Once the ground coffee is in the filter and the water is just off the boil, pour the water into the mug slowly, ensuring all the coffee grounds are covered.

Leave the filter and the coffee in the mug for between 3 and 4 minutes – depending on how strong you like your coffee - and then carefully lift the filter out of the mug and dump it into the trash. 

This can get messy, and there is a danger that you’ll burn yourself on the hot water.

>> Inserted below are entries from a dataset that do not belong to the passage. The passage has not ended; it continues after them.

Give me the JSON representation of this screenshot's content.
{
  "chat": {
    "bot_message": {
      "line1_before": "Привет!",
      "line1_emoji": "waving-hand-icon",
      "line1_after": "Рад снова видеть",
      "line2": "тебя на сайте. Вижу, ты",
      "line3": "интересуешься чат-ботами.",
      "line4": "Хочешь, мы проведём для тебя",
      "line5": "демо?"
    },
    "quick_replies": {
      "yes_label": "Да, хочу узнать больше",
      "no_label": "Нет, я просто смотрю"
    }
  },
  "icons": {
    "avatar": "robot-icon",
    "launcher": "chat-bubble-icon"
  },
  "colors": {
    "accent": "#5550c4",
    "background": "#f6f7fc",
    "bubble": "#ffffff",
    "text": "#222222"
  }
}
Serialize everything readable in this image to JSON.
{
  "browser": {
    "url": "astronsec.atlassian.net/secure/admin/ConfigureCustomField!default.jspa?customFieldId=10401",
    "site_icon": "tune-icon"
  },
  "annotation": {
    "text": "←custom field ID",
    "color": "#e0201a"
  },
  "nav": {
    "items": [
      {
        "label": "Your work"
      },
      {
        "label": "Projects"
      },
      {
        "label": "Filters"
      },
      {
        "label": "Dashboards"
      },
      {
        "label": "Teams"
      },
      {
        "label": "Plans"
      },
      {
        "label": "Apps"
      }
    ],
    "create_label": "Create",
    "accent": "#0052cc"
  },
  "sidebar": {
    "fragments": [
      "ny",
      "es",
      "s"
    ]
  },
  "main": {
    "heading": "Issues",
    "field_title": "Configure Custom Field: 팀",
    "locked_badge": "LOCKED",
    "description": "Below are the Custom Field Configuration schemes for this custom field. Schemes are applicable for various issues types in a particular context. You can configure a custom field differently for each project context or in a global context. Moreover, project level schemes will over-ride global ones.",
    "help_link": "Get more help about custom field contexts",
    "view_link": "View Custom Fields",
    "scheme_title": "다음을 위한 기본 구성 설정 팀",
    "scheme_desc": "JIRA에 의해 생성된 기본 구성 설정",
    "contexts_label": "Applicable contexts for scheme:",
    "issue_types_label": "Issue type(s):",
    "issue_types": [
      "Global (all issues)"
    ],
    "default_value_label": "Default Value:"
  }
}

That’s why we have the string.

With the string we tie the top of the filter closed after adding the ground coffee and before pouring the hot water. After leaving the coffee to brew in the mug for 3 or 4 minutes, we lift the “coffee bag” out of the mug using the string. Much less chance of making a mess, or burning your fingertips.

If you don’t have any paper filters, you can make your “coffee bag” with a cotton handkerchief.

Option 2 - Make your coffee with no filter at all.

Making coffee in the mug, without a filter.Brew directly in the mug, and scoop off the foam at the top with a spoon.

This isn’t as weird as it might sound. Professional coffee cuppers make coffee this way all the time.

With this method you simply add the scoop of ground coffee to the bottom of the mug, pour in the hot water and wait 3 or 4 minutes.

At the end of that time, some of the coffee grounds will be floating in a foamy layer on the surface, and some will have sunk to the bottom. There will be almost no particles in between.

Once the brew time is up, take a teaspoon and scoop the foam off the top.

At this point you can either slowly and gently decant the coffee into another cup or mug, being careful not to disturb the ground coffee at the bottom, or you can drink your coffee direct from that mug. 

Just stop drinking before you get to the ground coffee particles at the bottom.

Will this taste exactly like your regular coffee? Almost certainly not. 

One other thing to note about this last method is that you’ll find it easier if your coffee is coarse ground, like you’d use for a French press. Coarse coffee grounds are more likely to settle at the bottom of the mug and stay there.

Whichever method you choose, good luck!

And if you don’t want this situation ever to arise, go get yourself a $10 filter cone and a small box of paper filters. Put them in a cupboard somewhere and keep them as your brewing system of last resort.

Mind you, you can make a great cup of coffee with a simple coffee dripper, at any time.